Keca's Serbian father and Croatian mother married in 1979, one year before Yugoslav leader Tito dies. The union is considered ill-crossed--not at the time they first meet, but by 90s wartime, Keca finds himself the product of a "mixed" marriage, a relationship that founders mostly due to Marinko's intense post-traumatic stress disorder upon returning from the war. In one scene in particular, Keca's camera work really shines: as he holds the camera steady, we see intermittent close-up images of old family photos with his mother's face a ghostly blur behind them; then, as he pulls focus, we see the pictures whisked away to reveal his mother's face clearly, grounded in the here and now.
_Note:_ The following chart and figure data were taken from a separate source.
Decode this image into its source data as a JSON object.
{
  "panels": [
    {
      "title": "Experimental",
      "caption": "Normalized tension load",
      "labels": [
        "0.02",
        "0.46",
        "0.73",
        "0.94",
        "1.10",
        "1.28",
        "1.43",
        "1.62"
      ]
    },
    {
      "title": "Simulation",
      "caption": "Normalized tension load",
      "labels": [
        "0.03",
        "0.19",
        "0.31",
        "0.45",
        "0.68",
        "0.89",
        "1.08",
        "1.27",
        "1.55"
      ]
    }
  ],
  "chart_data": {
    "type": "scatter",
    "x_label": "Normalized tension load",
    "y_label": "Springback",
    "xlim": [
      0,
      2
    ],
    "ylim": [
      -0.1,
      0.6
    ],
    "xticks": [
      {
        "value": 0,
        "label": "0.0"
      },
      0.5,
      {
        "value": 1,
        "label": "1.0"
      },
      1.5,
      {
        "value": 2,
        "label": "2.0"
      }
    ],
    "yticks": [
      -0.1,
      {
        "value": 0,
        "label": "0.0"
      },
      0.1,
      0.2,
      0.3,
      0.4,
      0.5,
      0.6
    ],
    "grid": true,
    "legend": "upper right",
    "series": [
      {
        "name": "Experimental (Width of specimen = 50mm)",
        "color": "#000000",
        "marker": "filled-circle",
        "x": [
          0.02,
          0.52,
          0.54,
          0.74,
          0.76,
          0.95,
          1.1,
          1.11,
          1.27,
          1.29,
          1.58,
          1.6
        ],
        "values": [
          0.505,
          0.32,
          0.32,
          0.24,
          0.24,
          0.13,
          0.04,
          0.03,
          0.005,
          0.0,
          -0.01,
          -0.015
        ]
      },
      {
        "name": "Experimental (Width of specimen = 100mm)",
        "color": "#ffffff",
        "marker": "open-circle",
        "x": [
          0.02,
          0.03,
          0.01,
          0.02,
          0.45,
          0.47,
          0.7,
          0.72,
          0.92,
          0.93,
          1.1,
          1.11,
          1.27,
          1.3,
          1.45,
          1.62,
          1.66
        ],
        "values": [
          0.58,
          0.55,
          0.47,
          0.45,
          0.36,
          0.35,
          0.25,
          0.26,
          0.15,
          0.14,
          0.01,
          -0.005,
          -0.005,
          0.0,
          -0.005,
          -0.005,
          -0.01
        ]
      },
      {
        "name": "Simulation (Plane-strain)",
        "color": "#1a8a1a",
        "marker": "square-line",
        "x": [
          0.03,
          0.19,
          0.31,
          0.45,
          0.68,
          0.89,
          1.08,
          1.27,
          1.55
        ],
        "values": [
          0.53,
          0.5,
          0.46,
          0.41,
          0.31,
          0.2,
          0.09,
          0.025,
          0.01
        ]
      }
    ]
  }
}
In a very simple, understated way, Keca, in the language of cinema, traverses past and present, weaving some kind of bridge between the two with his lens. It's a beautiful moment, filled with quiet eloquence about the internal limbo in which the young man is stuck trying to process his father's death.
There were many expert and subtle storytelling touches, particularly notable in the way in which he crafts the interviews with the three most important men in Marinko's life: his best friend, his business partner, and his brother, the filmmaker's uncle. All of them tell Srdjan outright that they can't, and won't, talk about certain things regarding the war. And then, to a man, they each proceed to deliver deeply emotional soliloquies about their own experiences, and those of Keca's father, a man they profoundly loved and respected. He even gets them, in essence, to direct their own scenes: "OK. Now you hold the camera. I'll start the engine, and we'll go slowly," says his father's friend as they're shooting on his boat. And Marinko's business partner (after finger-wagging at his old mother for walking into the frame while he's being filmed) knows that with his big belly and "big Serbian soul," he will barely fit into the frame. Knowingly, the director has already set up a pretty wide shot in anticipation, and the ebullient man fits just fine.
This is rich storytelling, and the jury prize is a well-deserved nod to a deep thinker, one that has left behind a career in theoretical physics (of all things), to pick up a camera. Gracefully edited by Katharine Lee, Srdjan and Marinko Keca, father and son, crafted this film together in Serbia, Croatia, Bosnia and Herzegovina, and Romania over the course of twenty-two years, almost three-quarters of the filmmaker's lifetime. As Srdjan notes at one point, both men hide behind the camera lens, their mutual concealment perhaps bonding them in complicity, fellow travelers through the ravages of their region's past.
At the film's end, Srdjan comments to his father's ghost: "You know, we always blame this war. But the war is made by people. Don't you think so?"